Generic legal advice for sole traders
Sole traders are one of the most simple business entities, easily set up and with minimum of paperwork.
One primary benefit associated with the utilisation of a sole trader is that the personal details of the trader remain entirely private. This is a marked difference to a limited liability which legally requires the name, address and occupation of associated corporate officers (director, secretary etc).
Sole traders also benefit from the benefit of exclusive control of the assets of the business, meaning they retain all profits and autonomy over the business and its direction. This differs from public limited companies that are answerable to shareholders meaning that corporate decisions maybe thwarted in lieu of the whims of shareholders.
however, sole traders do not enjoy the legal protection of the process known as the veil of corporation/corporate veil.
In essence, the sole trader is not only entitled to full profits, but full debts as well. Say the sole trader incur debts in the course of their business venture to the value of £10,000. That £10,000 will first be depleted utilising the assets of the business (liquidation of stock), but any residual debt will have to be met by the sole trader.

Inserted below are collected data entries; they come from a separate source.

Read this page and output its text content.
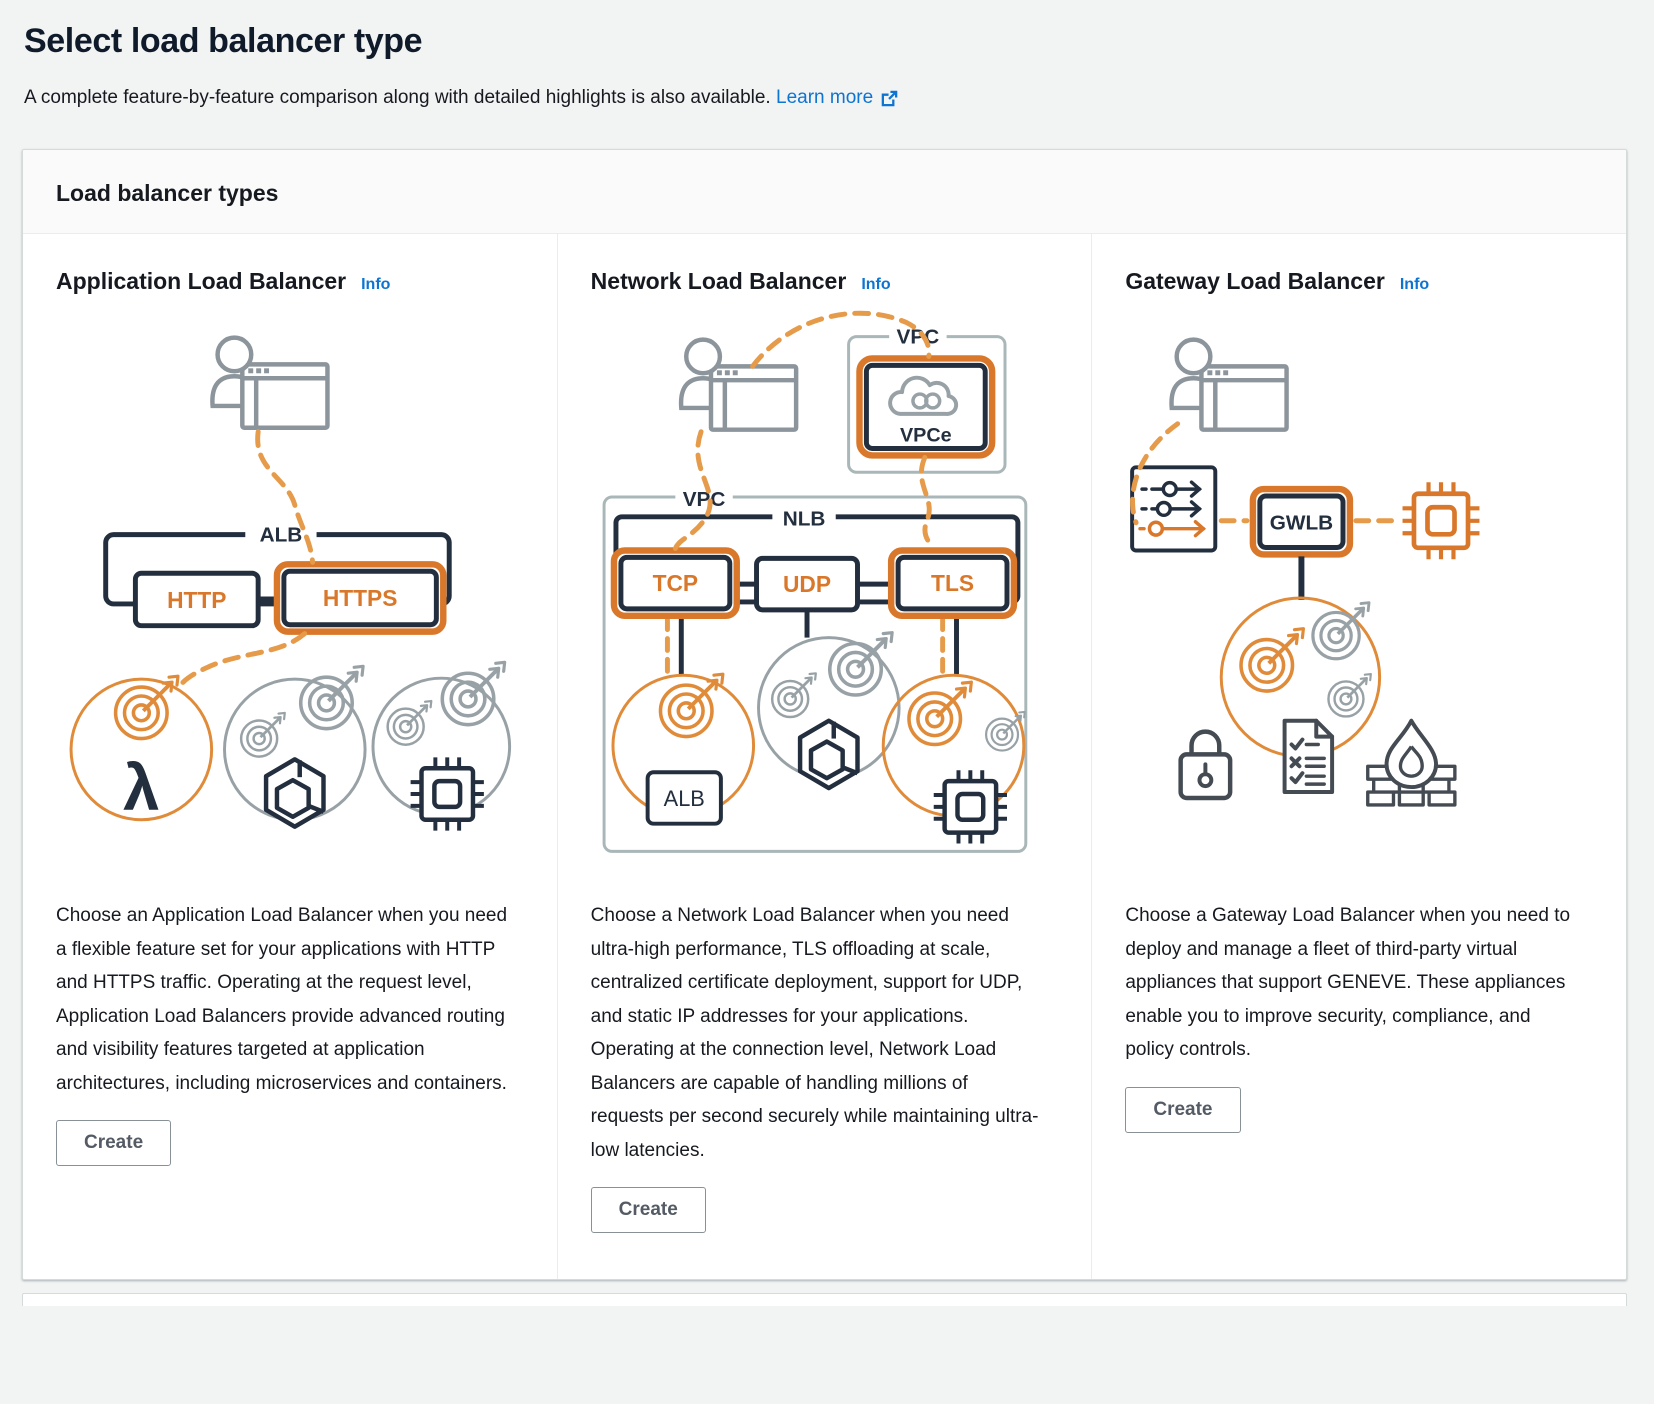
Select load balancer type

A complete feature-by-feature comparison along with detailed highlights is also available. Learn more

Load balancer types
Application Load Balancer Info
ALB
HTTP	HTTPS
λ

Choose an Application Load Balancer when you need a flexible feature set for your applications with HTTP and HTTPS traffic. Operating at the request level, Application Load Balancers provide advanced routing and visibility features targeted at application architectures, including microservices and containers.

Create
Network Load Balancer Info
VPC
VPCe
VPC
NLB
TCP	UDP	TLS
ALB

Choose a Network Load Balancer when you need ultra-high performance, TLS offloading at scale, centralized certificate deployment, support for UDP, and static IP addresses for your applications. Operating at the connection level, Network Load Balancers are capable of handling millions of requests per second securely while maintaining ultra-low latencies.

Create
Gateway Load Balancer Info
GWLB

Choose a Gateway Load Balancer when you need to deploy and manage a fleet of third-party virtual appliances that support GENEVE. These appliances enable you to improve security, compliance, and policy controls.

Create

In the event that the sole trader is unable to do so, they would be typically forced to declare bankruptcy. The Insolvency Act 1986 was the primary statute governing the varying types of bankruptcy, these rules were modified and somewhat relaxed via the Insolvency Act 2000.
Under the old regime, the trader had to personally petition the court for a mortarium to be granted, this process has been somewhat streamlined thanks to the 2000 Act.
It is vital that (pardon the pun) sole traders and indeed any trader ensures that they avoid the possibility of being legally declared bankupt.
the minimum period of disqualification is 2 years, and the maximum period is 15 years. (as per Company Directors Disqualification Act 1986).